John Ryan

Personal information
- Full name: John Gilbert Ryan
- Date of birth: 20 July 1947 (age 78)
- Place of birth: Lewisham, England
- Height: 5 ft 10 in (1.78 m)
- Position: Full-back

Senior career*
- Years: Team / Apps / (Gls)
- 0000–1964: Maidstone United
- 1964–1965: Arsenal / 0 / (0)
- 1965–1969: Fulham / 47 / (1)
- 1969–1976: Luton Town / 266 / (10)
- 1976–1979: Norwich City / 116 / (26)
- 1979–1980: Seattle Sounders / 56 / (18)
- 1980–1982: Sheffield United / 56 / (2)
- 1982–1983: Manchester City / 19 / (0)
- 1983: Stockport County / 2 / (0)
- 1983–1984: Chester City / 4 / (0)
- 1984–1985: Cambridge United / 5 / (0)
- Maidstone United
- Total:  / 571 / (57)

Managerial career
- 1984–1985: Cambridge United
- Sittingbourne
- Dover Athletic
- 0000–1997: Dulwich Hamlet

= John Ryan (footballer, born 1947) =

English footballer and manager

John Gilbert Ryan (born 20 July 1947) is an English former professional footballer who predominantly played as a full-back.
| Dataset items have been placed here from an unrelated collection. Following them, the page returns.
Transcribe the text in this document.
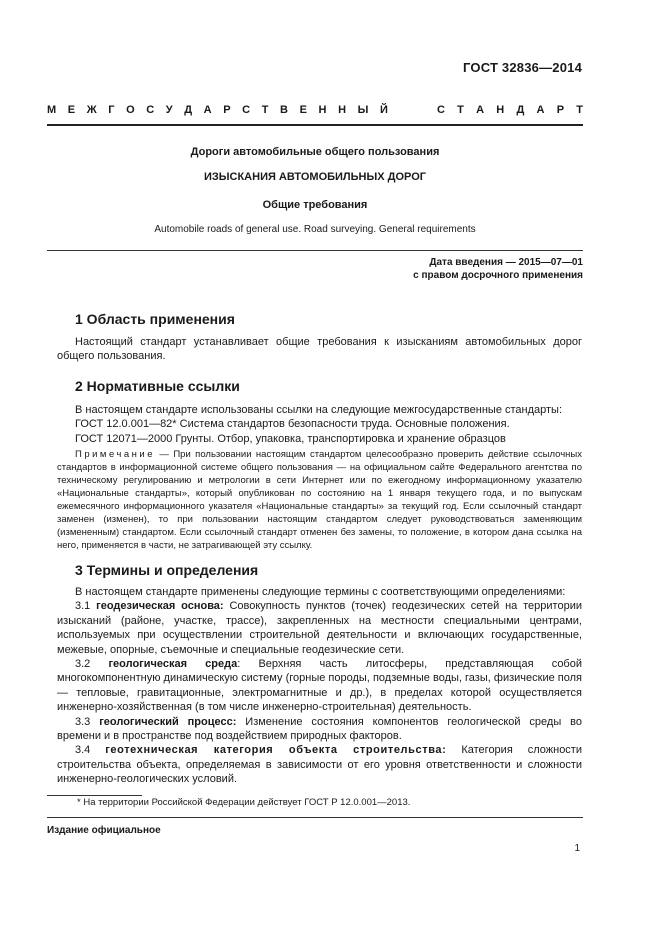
ГОСТ 32836—2014
М Е Ж Г О С У Д А Р С Т В Е Н Н Ы Й	С Т А Н Д А Р Т
Дороги автомобильные общего пользования
ИЗЫСКАНИЯ АВТОМОБИЛЬНЫХ ДОРОГ
Общие требования
Automobile roads of general use. Road surveying. General requirements
Дата введения — 2015—07—01
с правом досрочного применения
1 Область применения

Настоящий стандарт устанавливает общие требования к изысканиям автомобильных дорог общего пользования.

2 Нормативные ссылки

В настоящем стандарте использованы ссылки на следующие межгосударственные стандарты:

ГОСТ 12.0.001—82* Система стандартов безопасности труда. Основные положения.

ГОСТ 12071—2000 Грунты. Отбор, упаковка, транспортировка и хранение образцов

Примечание — При пользовании настоящим стандартом целесообразно проверить действие ссылочных стандартов в информационной системе общего пользования — на официальном сайте Федерального агентства по техническому регулированию и метрологии в сети Интернет или по ежегодному информационному указателю «Национальные стандарты», который опубликован по состоянию на 1 января текущего года, и по выпускам ежемесячного информационного указателя «Национальные стандарты» за текущий год. Если ссылочный стандарт заменен (изменен), то при пользовании настоящим стандартом следует руководствоваться заменяющим (измененным) стандартом. Если ссылочный стандарт отменен без замены, то положение, в котором дана ссылка на него, применяется в части, не затрагивающей эту ссылку.

3 Термины и определения

В настоящем стандарте применены следующие термины с соответствующими определениями:

3.1 геодезическая основа: Совокупность пунктов (точек) геодезических сетей на территории изысканий (районе, участке, трассе), закрепленных на местности специальными центрами, используемых при осуществлении строительной деятельности и включающих государственные, межевые, опорные, съемочные и специальные геодезические сети.

3.2 геологическая среда: Верхняя часть литосферы, представляющая собой многокомпонентную динамическую систему (горные породы, подземные воды, газы, физические поля — тепловые, гравитационные, электромагнитные и др.), в пределах которой осуществляется инженерно-хозяйственная (в том числе инженерно-строительная) деятельность.

3.3 геологический процесс: Изменение состояния компонентов геологической среды во времени и в пространстве под воздействием природных факторов.

3.4 геотехническая категория объекта строительства: Категория сложности строительства объекта, определяемая в зависимости от его уровня ответственности и сложности инженерно-геологических условий.

* На территории Российской Федерации действует ГОСТ Р 12.0.001—2013.
Издание официальное
1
Ryan had a professional career that lasted more than 20 years. He first joined Arsenal from non-league side Maidstone United in 1964, though he never played a first team game for Arsenal, instead playing in the reserves before being released in 1965. He went on to have spells with Fulham (1965–69), Luton Town (1969–76), Norwich City (1976–79), Sheffield United (1980–82), Manchester City (1982–83), Stockport County (1983), Chester City (1983–84) and Cambridge United (1984–85), where he also had a spell as manager.

Ryan also played in the US for Seattle Sounders and after leaving Cambridge returned to Maidstone United. He went on to manage Sittingbourne, Dover Athletic and Dulwich Hamlet.